Was ist das CO2-Budget?

Wetterlexikon: CO2-Budget

ARCHIV - 19.09.2019, Niedersachsen, Hohenhameln: Dampf steigt vom Kohlekraftwerk Mehrum auf. (Zu dpa
CO2-Budget: Die Atmosphäre kann nur noch eine begrenzte Menge CO2 vertragen. © dpa, Julian Stratenschulte, jst htf wst

Was ist das CO2-Budget?

Ausstoß von Kohlenstoffdioxid (CO2) hat es aufgrund natürlicher Prozesse (zum Beispiel Zellatmung) in der Welt schon immer gegeben. CO2 ist fester Bestandteil des Kohlenstoffzyklus. Insofern war in der Atmosphäre schon immer eine gewisse Menge CO2 vorhanden, sie hielt sich auf einem stabilen, notwendigen und nicht schädlichen Niveau. Der vom Menschen zusätzliche Ausstoß von Kohlenstoffdioxid (hauptsächlich durch die Nutzung fossiler Energien) war von der Natur allerdings in begrenztem Maße „eingeplant“. 

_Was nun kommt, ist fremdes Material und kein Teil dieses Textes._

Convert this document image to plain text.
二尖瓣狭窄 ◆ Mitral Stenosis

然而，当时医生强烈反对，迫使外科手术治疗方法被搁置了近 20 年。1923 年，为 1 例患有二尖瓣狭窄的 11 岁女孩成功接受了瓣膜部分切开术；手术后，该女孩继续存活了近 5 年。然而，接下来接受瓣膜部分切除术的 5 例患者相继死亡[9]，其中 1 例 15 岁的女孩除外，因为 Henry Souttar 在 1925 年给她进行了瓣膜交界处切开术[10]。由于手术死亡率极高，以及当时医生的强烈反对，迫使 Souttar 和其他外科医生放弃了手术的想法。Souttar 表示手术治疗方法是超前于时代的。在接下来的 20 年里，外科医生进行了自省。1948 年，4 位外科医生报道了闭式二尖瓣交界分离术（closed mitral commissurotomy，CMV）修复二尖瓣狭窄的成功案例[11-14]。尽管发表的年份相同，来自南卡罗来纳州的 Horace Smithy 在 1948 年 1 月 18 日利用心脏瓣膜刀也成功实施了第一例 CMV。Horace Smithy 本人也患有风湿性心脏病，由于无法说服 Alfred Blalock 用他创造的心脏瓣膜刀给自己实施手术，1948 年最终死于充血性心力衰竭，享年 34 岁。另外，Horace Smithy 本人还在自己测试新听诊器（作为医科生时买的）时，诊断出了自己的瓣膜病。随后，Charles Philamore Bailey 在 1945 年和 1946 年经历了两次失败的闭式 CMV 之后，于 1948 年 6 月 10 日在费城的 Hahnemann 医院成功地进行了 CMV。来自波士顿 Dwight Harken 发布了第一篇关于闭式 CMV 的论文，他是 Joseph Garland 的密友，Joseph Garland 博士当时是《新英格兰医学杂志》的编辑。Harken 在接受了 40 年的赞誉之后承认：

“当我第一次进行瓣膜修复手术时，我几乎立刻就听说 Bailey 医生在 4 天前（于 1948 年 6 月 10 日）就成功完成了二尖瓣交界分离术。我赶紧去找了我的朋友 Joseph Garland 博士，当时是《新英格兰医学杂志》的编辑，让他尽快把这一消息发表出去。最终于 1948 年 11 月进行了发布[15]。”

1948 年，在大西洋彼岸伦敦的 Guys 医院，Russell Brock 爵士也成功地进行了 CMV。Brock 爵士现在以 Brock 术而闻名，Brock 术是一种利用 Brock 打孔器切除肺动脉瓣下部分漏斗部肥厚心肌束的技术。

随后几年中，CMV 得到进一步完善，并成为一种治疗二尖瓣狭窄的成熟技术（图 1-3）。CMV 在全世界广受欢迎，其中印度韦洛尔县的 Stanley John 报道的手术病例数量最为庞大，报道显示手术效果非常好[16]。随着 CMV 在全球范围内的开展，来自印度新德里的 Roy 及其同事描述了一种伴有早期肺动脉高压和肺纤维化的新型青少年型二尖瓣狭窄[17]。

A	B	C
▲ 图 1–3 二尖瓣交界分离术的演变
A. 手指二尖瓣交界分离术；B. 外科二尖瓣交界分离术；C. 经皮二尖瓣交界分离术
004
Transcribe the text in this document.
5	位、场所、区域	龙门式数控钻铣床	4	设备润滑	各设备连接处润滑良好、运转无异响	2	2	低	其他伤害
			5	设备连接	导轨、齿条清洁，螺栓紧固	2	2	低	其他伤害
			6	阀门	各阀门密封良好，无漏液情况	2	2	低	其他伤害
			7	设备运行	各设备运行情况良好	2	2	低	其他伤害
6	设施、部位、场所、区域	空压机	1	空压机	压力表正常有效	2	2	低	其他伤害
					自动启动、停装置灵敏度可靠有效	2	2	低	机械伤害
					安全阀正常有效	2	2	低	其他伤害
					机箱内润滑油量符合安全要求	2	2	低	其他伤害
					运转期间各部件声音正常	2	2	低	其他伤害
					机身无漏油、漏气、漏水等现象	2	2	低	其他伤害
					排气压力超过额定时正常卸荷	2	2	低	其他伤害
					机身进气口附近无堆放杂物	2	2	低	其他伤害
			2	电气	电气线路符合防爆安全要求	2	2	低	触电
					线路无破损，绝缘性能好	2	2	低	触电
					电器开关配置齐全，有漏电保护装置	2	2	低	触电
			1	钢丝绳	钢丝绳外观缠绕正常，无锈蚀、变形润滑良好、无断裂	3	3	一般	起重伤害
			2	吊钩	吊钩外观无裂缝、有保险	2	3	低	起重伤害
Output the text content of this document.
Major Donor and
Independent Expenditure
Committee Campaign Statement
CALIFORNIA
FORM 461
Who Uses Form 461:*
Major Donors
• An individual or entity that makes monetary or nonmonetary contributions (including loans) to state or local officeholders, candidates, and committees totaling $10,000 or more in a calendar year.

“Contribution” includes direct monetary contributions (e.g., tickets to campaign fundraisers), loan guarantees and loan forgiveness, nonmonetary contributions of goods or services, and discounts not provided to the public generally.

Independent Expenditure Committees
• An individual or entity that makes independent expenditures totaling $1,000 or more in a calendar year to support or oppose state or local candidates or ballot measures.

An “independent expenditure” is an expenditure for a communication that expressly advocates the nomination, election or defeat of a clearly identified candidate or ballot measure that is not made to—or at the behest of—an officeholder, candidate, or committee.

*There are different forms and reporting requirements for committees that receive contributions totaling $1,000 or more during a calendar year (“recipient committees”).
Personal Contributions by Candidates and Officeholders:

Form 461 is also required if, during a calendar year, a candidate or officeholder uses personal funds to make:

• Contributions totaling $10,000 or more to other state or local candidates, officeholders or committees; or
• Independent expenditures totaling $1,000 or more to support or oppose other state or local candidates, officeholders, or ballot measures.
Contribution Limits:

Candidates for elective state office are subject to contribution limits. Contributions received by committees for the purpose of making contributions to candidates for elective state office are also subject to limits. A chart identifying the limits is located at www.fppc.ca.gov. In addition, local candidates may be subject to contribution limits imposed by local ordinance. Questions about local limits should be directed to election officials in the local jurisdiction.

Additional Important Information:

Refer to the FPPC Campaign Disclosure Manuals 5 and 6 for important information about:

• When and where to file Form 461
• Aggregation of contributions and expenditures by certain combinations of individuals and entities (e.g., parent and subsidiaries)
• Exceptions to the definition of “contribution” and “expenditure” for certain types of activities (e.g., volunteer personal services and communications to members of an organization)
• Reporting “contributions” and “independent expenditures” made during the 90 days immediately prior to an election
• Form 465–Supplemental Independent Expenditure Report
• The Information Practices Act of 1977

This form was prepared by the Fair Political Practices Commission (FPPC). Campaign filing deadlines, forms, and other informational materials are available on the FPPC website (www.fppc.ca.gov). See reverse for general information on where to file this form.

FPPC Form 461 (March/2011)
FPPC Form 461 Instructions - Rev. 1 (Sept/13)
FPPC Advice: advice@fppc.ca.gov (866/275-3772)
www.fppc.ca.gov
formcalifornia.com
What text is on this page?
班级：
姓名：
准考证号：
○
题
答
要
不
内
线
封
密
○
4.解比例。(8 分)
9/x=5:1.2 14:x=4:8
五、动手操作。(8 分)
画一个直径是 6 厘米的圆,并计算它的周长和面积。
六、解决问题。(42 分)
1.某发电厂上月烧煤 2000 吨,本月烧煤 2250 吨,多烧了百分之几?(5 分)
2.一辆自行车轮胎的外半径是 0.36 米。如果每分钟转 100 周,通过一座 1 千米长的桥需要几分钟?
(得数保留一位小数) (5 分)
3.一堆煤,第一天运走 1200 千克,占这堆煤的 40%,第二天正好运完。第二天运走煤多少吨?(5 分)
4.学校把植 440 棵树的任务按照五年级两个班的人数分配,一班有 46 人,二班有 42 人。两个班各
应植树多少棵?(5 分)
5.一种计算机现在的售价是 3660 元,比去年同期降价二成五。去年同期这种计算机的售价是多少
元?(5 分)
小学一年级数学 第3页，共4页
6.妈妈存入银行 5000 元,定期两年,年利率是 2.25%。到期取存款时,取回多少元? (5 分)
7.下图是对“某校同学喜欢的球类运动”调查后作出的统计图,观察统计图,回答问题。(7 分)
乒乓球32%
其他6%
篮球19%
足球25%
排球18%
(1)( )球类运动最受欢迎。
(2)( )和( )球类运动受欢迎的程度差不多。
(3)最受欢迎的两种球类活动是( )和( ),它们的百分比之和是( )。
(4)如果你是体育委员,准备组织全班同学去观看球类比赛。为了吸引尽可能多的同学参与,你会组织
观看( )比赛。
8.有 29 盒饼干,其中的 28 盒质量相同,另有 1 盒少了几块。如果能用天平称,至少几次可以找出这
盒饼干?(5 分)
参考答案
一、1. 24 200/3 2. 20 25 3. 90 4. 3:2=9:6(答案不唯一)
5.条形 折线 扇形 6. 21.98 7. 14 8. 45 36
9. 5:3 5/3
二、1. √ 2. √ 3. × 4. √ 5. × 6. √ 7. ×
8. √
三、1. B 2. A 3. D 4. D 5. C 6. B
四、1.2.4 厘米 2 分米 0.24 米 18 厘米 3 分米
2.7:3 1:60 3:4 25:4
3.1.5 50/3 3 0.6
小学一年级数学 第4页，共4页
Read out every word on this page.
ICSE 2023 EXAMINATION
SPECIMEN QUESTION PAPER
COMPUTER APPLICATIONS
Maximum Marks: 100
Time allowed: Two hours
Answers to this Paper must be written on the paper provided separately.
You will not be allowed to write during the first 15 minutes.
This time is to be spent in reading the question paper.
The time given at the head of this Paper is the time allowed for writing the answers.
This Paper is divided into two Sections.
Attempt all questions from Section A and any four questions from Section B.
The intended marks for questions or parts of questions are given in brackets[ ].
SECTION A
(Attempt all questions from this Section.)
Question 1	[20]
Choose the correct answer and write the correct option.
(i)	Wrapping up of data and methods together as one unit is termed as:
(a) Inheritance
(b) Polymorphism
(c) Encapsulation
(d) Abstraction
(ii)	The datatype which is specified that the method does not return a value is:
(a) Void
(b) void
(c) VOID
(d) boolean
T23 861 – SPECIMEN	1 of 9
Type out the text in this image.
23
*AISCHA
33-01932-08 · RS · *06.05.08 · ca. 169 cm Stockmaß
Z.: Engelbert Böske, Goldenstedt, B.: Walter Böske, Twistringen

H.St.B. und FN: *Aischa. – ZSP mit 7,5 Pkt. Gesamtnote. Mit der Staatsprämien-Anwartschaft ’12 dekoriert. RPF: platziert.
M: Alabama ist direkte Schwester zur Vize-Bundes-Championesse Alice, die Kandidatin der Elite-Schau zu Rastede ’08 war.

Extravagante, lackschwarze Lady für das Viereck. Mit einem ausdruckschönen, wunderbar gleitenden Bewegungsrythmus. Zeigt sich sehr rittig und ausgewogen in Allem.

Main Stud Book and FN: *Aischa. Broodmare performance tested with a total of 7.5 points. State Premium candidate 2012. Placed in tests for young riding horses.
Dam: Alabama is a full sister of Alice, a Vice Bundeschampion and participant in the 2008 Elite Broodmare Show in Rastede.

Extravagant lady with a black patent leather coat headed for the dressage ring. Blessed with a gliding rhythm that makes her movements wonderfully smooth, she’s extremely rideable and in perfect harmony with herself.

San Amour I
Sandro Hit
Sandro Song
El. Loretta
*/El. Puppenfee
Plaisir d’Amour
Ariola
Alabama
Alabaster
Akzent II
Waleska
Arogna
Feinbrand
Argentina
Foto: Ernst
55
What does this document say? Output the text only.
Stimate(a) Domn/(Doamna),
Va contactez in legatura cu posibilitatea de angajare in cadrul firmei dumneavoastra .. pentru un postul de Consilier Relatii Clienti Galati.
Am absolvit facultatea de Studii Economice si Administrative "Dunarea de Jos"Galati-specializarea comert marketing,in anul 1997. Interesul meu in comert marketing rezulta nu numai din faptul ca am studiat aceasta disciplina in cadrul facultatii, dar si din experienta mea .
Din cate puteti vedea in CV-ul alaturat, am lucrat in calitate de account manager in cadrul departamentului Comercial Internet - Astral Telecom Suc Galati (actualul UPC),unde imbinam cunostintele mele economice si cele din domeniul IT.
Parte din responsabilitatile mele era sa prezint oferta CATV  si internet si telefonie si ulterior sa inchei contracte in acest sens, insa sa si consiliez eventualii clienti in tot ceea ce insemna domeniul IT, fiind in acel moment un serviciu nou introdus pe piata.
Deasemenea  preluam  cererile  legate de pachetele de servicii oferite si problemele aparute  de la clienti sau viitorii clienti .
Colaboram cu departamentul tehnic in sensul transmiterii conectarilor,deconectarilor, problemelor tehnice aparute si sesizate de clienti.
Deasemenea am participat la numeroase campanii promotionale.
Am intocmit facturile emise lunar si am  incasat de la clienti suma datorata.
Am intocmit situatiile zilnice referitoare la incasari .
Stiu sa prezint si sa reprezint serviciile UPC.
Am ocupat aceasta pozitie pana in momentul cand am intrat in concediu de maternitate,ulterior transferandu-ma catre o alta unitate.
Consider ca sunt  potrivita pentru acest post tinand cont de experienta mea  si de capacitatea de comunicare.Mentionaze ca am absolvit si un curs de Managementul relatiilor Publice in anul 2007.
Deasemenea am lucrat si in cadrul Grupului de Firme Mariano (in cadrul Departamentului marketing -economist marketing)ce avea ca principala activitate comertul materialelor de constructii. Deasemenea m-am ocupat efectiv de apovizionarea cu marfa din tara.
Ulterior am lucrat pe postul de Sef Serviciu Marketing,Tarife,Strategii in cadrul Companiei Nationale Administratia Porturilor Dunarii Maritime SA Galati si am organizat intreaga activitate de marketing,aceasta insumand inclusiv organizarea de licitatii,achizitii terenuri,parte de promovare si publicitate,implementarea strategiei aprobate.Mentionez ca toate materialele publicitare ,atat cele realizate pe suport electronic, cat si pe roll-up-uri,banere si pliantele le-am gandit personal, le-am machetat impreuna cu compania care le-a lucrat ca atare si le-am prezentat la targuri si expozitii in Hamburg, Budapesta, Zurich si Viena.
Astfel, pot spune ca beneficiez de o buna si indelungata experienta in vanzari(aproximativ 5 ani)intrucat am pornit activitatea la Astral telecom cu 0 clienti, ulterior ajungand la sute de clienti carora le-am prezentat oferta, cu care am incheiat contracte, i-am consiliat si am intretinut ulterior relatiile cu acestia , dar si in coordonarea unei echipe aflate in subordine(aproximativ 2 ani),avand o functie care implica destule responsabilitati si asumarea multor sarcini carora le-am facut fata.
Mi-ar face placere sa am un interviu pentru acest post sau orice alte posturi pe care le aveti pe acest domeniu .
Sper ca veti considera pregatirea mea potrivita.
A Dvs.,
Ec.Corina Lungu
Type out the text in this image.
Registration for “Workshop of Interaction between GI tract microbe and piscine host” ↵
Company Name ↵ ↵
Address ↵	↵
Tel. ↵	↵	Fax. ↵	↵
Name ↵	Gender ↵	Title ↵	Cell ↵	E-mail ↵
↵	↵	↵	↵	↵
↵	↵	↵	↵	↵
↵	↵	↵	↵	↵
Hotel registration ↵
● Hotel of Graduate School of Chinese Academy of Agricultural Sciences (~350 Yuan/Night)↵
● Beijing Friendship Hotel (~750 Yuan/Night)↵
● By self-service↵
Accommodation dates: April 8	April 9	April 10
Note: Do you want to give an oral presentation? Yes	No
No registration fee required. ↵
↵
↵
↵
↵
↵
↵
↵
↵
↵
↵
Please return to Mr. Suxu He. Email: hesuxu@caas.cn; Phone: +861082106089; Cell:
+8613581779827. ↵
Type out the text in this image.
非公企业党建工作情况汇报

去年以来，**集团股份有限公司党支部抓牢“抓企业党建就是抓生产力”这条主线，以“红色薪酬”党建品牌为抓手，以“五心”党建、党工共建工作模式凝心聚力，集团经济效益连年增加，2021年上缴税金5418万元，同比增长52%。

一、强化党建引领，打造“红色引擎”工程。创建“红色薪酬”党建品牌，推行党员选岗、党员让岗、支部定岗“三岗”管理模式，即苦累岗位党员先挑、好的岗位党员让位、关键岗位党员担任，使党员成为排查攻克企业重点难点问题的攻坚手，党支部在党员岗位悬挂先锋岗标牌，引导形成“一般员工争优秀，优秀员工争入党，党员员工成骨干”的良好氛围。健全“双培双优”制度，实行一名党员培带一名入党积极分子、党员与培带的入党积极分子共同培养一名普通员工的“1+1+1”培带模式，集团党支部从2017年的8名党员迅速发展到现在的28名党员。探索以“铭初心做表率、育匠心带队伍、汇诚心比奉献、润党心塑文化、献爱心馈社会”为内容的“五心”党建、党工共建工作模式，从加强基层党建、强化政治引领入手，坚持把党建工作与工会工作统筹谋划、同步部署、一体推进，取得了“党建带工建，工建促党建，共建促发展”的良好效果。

Eine übermäßige Freisetzung von CO2 durch den Menschen führt jedoch zu einer übermäßigen Konzentration von CO2 in der Atmosphäre, da die natürlichen CO2-Speicher nicht in der Lage sind, diese Menge aufzunehmen und zu verarbeiten. Ab einer gewissen Menge Kohlenstoffdioxid in der Atmosphäre steigt die Durchschnittstemperatur und es kommt zur globalen Erwärmung. Das CO2-Budget definiert nun, wie viel CO2 der Mensch wahrscheinlich insgesamt (Summe aus Vergangenheit und Zukunft) bis zum Jahr 2050 in die Atmosphäre ausstoßen kann, ohne dass die Durchschnittstemperatur um mehr als 1,5 bis zwei Grad ansteigt.

Warum zählen die CO2-Emissionen der Vergangenheit dazu?

Die Verweildauer von Kohlenstoffdioxid variiert stark, zum Teil kann das Gas bis zu 1.000 Jahre in der Atmosphäre verbleiben, man geht aber von einer Klimawirksamkeit von mindestens 100 Jahren aus. Das bedeutet, dass das Klima noch immer unter dem Einfluss der Emissionen der Zeit seit der Industrialisierung steht, und dass die Emissionen der Gegenwart noch weit in der Zukunft Wirkung entfalten werden. Deshalb müssen die bisher bereits emittierten Mengen mit in das Gesamtbudget eingerechnet werden.

Betrachtet man die Kurve der sich bislang angesammelten Kohlenstoffdioxid-Emissionen und die Kurve der Klimaerwärmung seit der Industrialisierung, lässt sich erkennen, dass die beiden Kurven fast linear zueinander verlaufen.

Wie groß ist das gesamte CO2-Budget und wie viel ist noch übrig?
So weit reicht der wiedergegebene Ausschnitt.